Le ministre iranien des Affaires étrangères Mohammad Javad Zarif a annoncé que son pays avait « dépassé la limite des 300 kilogrammes » d’uranium faiblement enrichi. Ce dépassement a été confirmé par l’AIEA, chargée de vérifier que Téhéran s’acquitte de ses engagements pris vis-à-vis de la communauté internationale en juillet 2015 à Vienne.

Le ministre des Affaires étrangères iranien Mohammad Javad Zarif durant une rencontre avec son homologue russe à Moscou, le 28 avril 2018 (Crédit : / AFP PHOTO / Alexander NEMENOV

Le président américain Donald Trump a accusé dans la foulée l’Iran de « jouer avec le feu », sur fond de tensions déjà vives entre les deux pays, faisant craindre un embrasement dans la région stratégique du Golfe.

Les Etats-Unis se sont retirés l’an passé de l’accord sur le nucléaire iranien. La France, l’Allemagne, le Royaume-Uni, la Russie et la Chine cherchent à maintenir ce texte signé à Vienne.

Mais le retour des sanctions américaines après ce retrait isole presque totalement l’Iran du système financier international et lui fait perdre la quasi-totalité de ses acheteurs de pétrole.

« La Chine déplore les mesures prises par l’Iran. Dans le même temps, nous avons souligné à maintes reprises que la pression maximale des Etats-Unis est la source des tensions actuelles », a déclaré Geng Shuang, un porte-parole du ministère chinois des Affaires étrangères.
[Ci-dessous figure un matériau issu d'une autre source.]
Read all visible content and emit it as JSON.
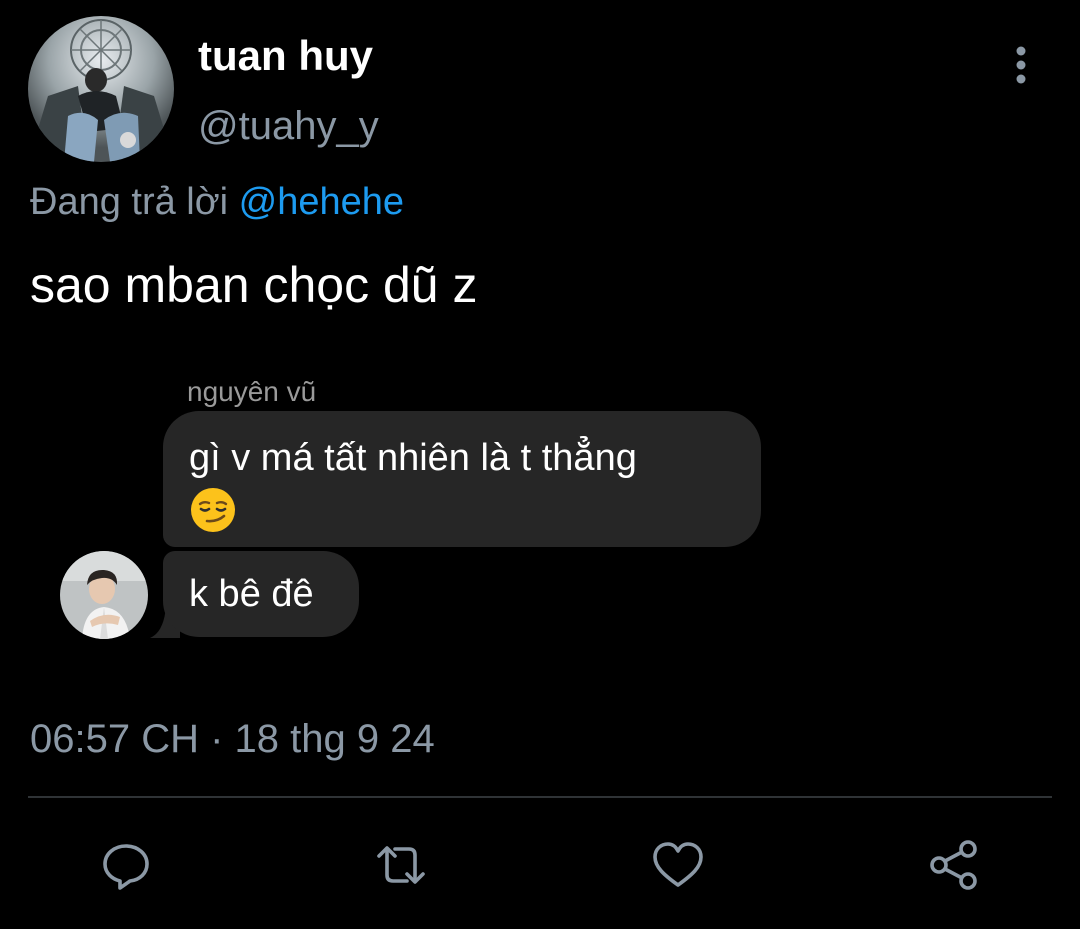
{
  "tweet": {
    "author": {
      "display_name": "tuan huy",
      "handle": "@tuahy_y",
      "avatar_icon": "profile-photo"
    },
    "reply_prefix": "Đang trả lời",
    "reply_to": "@hehehe",
    "text": "sao mban chọc dũ z",
    "timestamp": "06:57 CH · 18 thg 9 24"
  },
  "embedded_chat": {
    "sender_name": "nguyên vũ",
    "messages": [
      {
        "text": "gì v má tất nhiên là t thẳng",
        "emoji": "smirking-face"
      },
      {
        "text": "k bê đê"
      }
    ],
    "avatar_icon": "chat-profile-photo",
    "bubble_color": "#262626"
  },
  "actions": [
    {
      "name": "reply",
      "icon": "reply-icon"
    },
    {
      "name": "retweet",
      "icon": "retweet-icon"
    },
    {
      "name": "like",
      "icon": "heart-icon"
    },
    {
      "name": "share",
      "icon": "share-icon"
    }
  ],
  "colors": {
    "background": "#000000",
    "primary_text": "#ffffff",
    "secondary_text": "#8b98a5",
    "accent": "#1d9bf0",
    "divider": "#2f3336"
  }
}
« Nous appelons toutes les parties à voir la situation dans une perspective globale sur le long terme, à faire preuve de retenue et à faire respecter (l’accord), afin d’éviter une nouvelle escalade », a-t-il déclaré au cours d’un point presse régulier.

Le ministre iranien des Affaires étrangères Mohammad Javad Zarif a redit lundi la détermination de son pays à continuer de se désengager progressivement de l’accord, tant qu’il n’obtient pas les garanties qu’il demande aux autres parties, notamment aux Européens, afin de contrer les effets de la sortie américaine du pacte.

Le président français Emmanuel Macron s’adressant au pays sur la chaîne TF1. Lors de son allocution, il a promis de faire reconstruire la cathédrale Notre-Dame de Paris dans les cinq ans. (Ludovic Marin / AFP)

Le président français Emmanuel Macron a aussi appelé mardi l’Iran à « revenir sans délai » sur le dépassement de ses réserves d’uranium faiblement enrichi fixées par l’accord de 2015 sur son programme nucléaire.

Le chef de l’Etat « a pris note avec préoccupation » de l’annonce faite lundi par l’Agence internationale de l’énergie atomique (AIEA) et « demande à l’Iran de revenir sans délai sur ce dépassement » ainsi que de « s’abstenir de toute mesure supplémentaire qui remettrait en cause ses obligations nucléaires », selon un communiqué de la présidence.

Emmanuel Macron, qui « rappelle son attachement au plein respect des termes de l’accord nucléaire de 2015 », souligne qu’il « poursuivra dans les prochains jours les démarches qu’il a engagées pour que l’Iran se conforme pleinement à ses obligations et continue de bénéficier des avantages économiques de l’accord », a ajouté l’Elysée.